朴政権は事故当日、朴氏が11回にわたりリアルタイムで事故に関する書面報告を受けたと主張したが、秘書官が午後と夕方の2回に分けて報告書をまとめて報告したことも調査で判明した。
検察は当時の青瓦台が救助のゴールデンタイム前に大統領への報告と大統領の指示があったかのように装うため、虚偽の文書を作成し、提出したとみている。ただ、虚偽公文書の作成・行使に朴氏が関与したとの証拠がなく、朴氏の法的責任は問えないと判断した。
文在寅(ムン・ジェイン)政権は昨年10月、朴氏への最初の報告時刻は午前9時半だったが、30分遅らせて公表した疑惑があるとして、検察に捜査を依頼した。最初の報告時刻と10時15分とされていた朴氏による最初の対応指示時刻との間隔を短いように見せようとする意図があったとの見方を示した。
だが、検察は当時の青瓦台が最初の報告時刻を30分遅らせたのではなく、約20分前倒しして公表したと結論付けた。
一方、検察は事故当日、崔氏が午後2時15分ごろ青瓦台に入り、朴氏や朴氏の最側近3人組と会議を行ったとした。
朴氏は弾劾審判で、最初の報告を受けてから午後5時すぎに対策本部に姿を現すまでの「空白の7時間」に関連し、軍看護師と美容師以外に官邸に入った人物はいないと主張していた。
崔氏が官邸にいたことが事実なら、朴氏は弾劾審判でも陰の実力者の存在を隠そうとしたことになる。
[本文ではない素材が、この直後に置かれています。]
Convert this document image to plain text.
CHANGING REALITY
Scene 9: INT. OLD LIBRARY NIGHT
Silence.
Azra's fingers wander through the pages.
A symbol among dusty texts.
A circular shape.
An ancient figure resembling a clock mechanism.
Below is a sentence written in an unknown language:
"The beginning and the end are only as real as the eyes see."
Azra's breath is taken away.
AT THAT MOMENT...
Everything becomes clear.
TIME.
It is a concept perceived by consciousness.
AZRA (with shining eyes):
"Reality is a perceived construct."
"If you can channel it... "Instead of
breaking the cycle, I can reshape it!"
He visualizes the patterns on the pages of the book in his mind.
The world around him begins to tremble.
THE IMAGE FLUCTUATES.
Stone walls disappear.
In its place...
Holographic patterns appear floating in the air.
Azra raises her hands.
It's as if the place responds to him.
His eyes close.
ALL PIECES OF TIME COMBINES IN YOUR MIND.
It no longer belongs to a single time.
また検察は、「国家危機管理の司令塔は青瓦台」という内容の大統領訓令を適法な手続きを経ず、無断で変更した罪で金寛鎮(キム・グァンジン)元国家安保室長も在宅起訴した。金氏は「安保室長は大統領の危機管理や国政遂行を補佐し、国家レベルの危機関連機能を遂行し、安定的な危機管理のため、コントロールタワーの役割を果たす」となっていた従来の内容を「国家安保室長は国家危機関連で大統領の安定的な国政遂行を保障する」とボールペンで修正した。